Spatial mechanistic modelling to simulate movements and contacts between wildlife and livestock in Southern Africa
Abstract
The open interfaces between protected areas and rural communal lands in southern Africa are characterized by semi-arid savannas where wildlife-livestock interactions vary in frequency and intensity. In a context of increasing anthropization of land and trans-frontier conservation, the multiplication of these interactions may facilitate human-wildlife coexistence such as competition for natural resources, livestock predation, crop destruction by wildlife, and/or the risk of pathogen transmission between wild and domestic species. To better understand potential contacts between domestic and wild animals at these wildlife/livestock interfaces, we developed a method combining remote sensing and spatial modelling to simulate the movements of African buffalo (Syncerus caffer) and domestic cattle (Bos taurus, Bos indicus). Satellite-derived maps of surface water and vegetation, the primary determinants of movement for these ungulate species, were integrated into a mechanistic and stochastic model of collective movements of individuals interacting according to group cohesion and alignment. This model allowed simulations of herd movements and the location of contact areas with their seasonal dynamics in space and time at the periphery of three national parks in Zimbabwe and South Africa. Model outputs were compared to Global Positioning Systems collar location data of 32 individuals (14 buffalo and 18 cattle).
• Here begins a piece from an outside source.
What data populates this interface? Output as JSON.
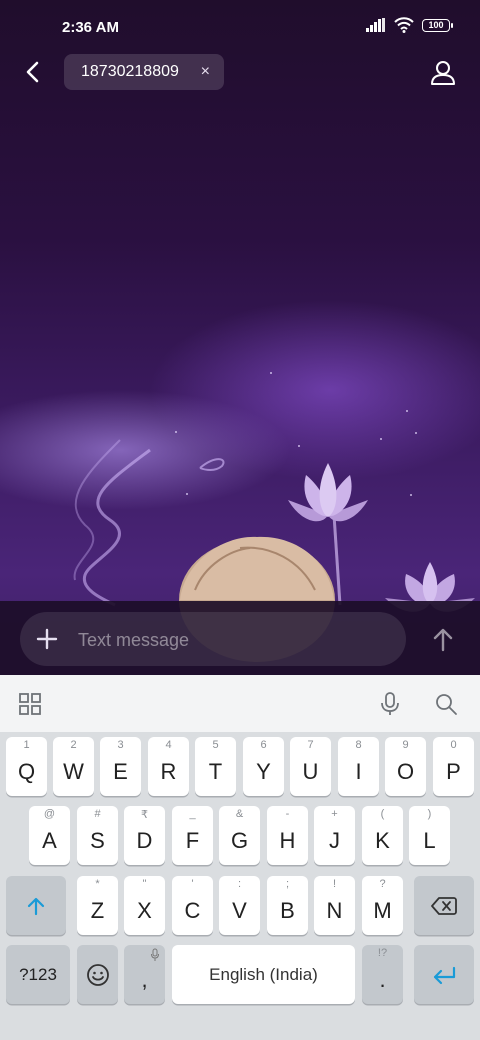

The modelled results show a high spatial and seasonal variability of contacts between buffalo and cattle in the three study sites, and a landscape scale correspondence between spatial extensions of the modelled and observed contact areas. These results illustrate the potential of spatial modelling combined with remote sensing to generically simulate animal movements and contacts at landscape scale while providing opportunities to explore the management of these wildlife/livestock interfaces through, for example, a further coupling with epidemiological modelling.